El nacionalismo español no se ha puesto sobre la mesa del debate político por tres motivos: en primer lugar, no hay, a diferencia de los relativos a los nacionalismos periféricos, un estudio crítico y profundo que permita evidenciar algunas de las contradicciones con las que el Estado español ha combatido la disgregación; en segundo, en España, por la particularidad de nuestra historia, se ha tendido a pensar que el nacionalismo solo atiende a proyectos secesionistas, no unitarios. Sin embargo, las primeras ambiciones de esta índole son unificadoras: véase el nacionalismo francés en el siglo XVIII, o el cultural alemán e italiano en el siglo XIX; y, en tercer lugar, el nacionalismo español se ha revelado, en general, más débil y desorganizado que los periféricos, camuflándose entre el liberalismo y el tradicionalismo.
Con la aparición de Vox en el Congreso, ha salido tímidamente a la palestra. El problema catalán y la ausencia de una referencia política en la izquierda que represente una sólida propuesta en favor de la unidad les ha llevado a convertirse en la tercera fuerza política. Probablemente, haya más motivos, pero resulta indudable que este se trata de uno de ellos. Algunas voces públicas, especialmente liberales como Juan Ramón Rallo, Mario Vargas Llosa o Cayetana Álvarez de Toledo, han comenzado a criticar el nacionalismo español. Sin embargo, esta cuestión se ha planteado, o al menos así parece en el debate público, desde una perspectiva exclusivamente económica, a través de la dicotomía entre proteccionismo o liberalismo. Sin embargo, esta discusión —aunque necesaria— no basta para dar cuenta de las premisas del nacionalismo y, por consiguiente, para refutarlo adecuadamente. Este no se reduce a un ideario económico, sino que comprende una ideología política, y hace falta ahondar con más atención en sus implicaciones.
El nacionalismo español no surge —como la mayoría de ellos— hasta el siglo XIX. El imperio español no fue nacionalista, aunque a partir del siglo XX su recuerdo sí se utilizó como un elemento esencial para configurarlo. En primer lugar, determinaremos qué es el nacionalismo y cómo opera en el discurso político. En segundo, cómo se desarrolla el español durante el siglo XX, especialmente, durante el franquismo. Y, en tercero, desentrañaremos el legado que esta teoría política nos ha dejado en la democracia y cómo ha cogido fuerza en los últimos años con el avance de Vox.
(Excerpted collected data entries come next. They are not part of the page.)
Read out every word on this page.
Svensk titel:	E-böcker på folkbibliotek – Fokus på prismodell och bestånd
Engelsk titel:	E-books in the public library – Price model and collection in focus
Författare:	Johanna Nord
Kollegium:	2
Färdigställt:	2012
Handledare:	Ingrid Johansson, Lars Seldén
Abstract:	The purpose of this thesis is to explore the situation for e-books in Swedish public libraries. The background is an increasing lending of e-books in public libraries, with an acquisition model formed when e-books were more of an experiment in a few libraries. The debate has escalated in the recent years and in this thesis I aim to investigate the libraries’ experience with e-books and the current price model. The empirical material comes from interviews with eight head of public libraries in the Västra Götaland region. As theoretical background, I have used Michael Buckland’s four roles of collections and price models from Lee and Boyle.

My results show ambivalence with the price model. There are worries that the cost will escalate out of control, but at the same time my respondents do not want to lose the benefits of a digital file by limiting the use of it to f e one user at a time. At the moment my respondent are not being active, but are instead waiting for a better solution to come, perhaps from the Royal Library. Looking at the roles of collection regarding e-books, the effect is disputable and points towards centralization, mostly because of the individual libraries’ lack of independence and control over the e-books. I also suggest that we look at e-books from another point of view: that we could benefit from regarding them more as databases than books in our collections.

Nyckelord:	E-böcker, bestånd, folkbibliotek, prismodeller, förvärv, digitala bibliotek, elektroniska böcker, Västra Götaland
El nacionalismo considera que las naciones son realidades primigenias y naturales que preexisten respecto a la acción política del ser humano. Enric Prat de la Riba, padre del nacionalismo catalán, afirma que constituyen realidades naturales divididas por fronteras naturales. Antes de que los hombres comenzaran a desarrollar ciudades y Estados, las montañas, los valles, los ríos y cualquier accidente geográfico «marcaban ya con líneas imborrables la fisionomía futura de la historia»[1]. Cada nación contiene un pueblo concreto, una cultura particular, una colectividad que presenta unos rasgos únicos y diferenciados —costumbres, lengua, leyes, tradiciones, raza—. Se trata de un espíritu común, un todo que dota de identidad a los individuos que la integran, y no de una obra colectiva, un artificio fruto de la deliberación entre las voluntades que la forman. Según esto, la política no consiste en una discusión práctica de los asuntos comunes, sino en un instrumento para preservar los rasgos de la nación. Los problemas colectivos se abordan como cuestiones ontológicas de una supuesta esencia nacional: ¿Qué es España? ¿Qué es ser español? ¿Cuál es el problema de las dos Españas? Todas impregnado con un cierto esencialismo, entendido como algo que trasciende lo histórico y permanece inalterable a lo largo del tiempo.
En un artículo anterior sobre el nacionalismo vasco, explicaba que la nación es una realidad superior a la voluntad de los hombres que no muda su esencia, que no pierde su ser nunca. Cada época histórica constituye una manifestación del espíritu nacional, el cual siempre está presente. Por ejemplo, Sabino Arana considera que la nación vasca es esencialmente idéntica en el siglo IX y en el XIX, y que lucha siempre contra un mismo enemigo: España, que también es ella misma en ambos siglos. Sin embargo, resulta evidente que, en el siglo IX, la realidad política de un Estado moderno y unificado, tal como se entendía en el XIX, era totalmente impensable, por lo que Arana distorsiona gravemente la historia. Otro ejemplo lo encontramos en Prat de la Riba, quien va aún más lejos y sugiere que el espíritu catalán se hallaba ya presente durante el Imperio romano: «Bajo el peso de la dominación romana, el espíritu de las viejas nacionalidades latía con fuerza, la unidad romana solo existía por encima: por dentro, la variedad de los pueblos perduraba como siempre. El imperio de Roma había tapado las almas de las naciones dominadas, pero no habían podido ahogarlas, y todas, cada una en su casa, trabajaban por infiltrarse en los elementos que le había impuesto la ciudad romana para transformarlos de acuerdo con las propias necesidades, para amoldarlos al propio carácter y al propio temperamento»[2].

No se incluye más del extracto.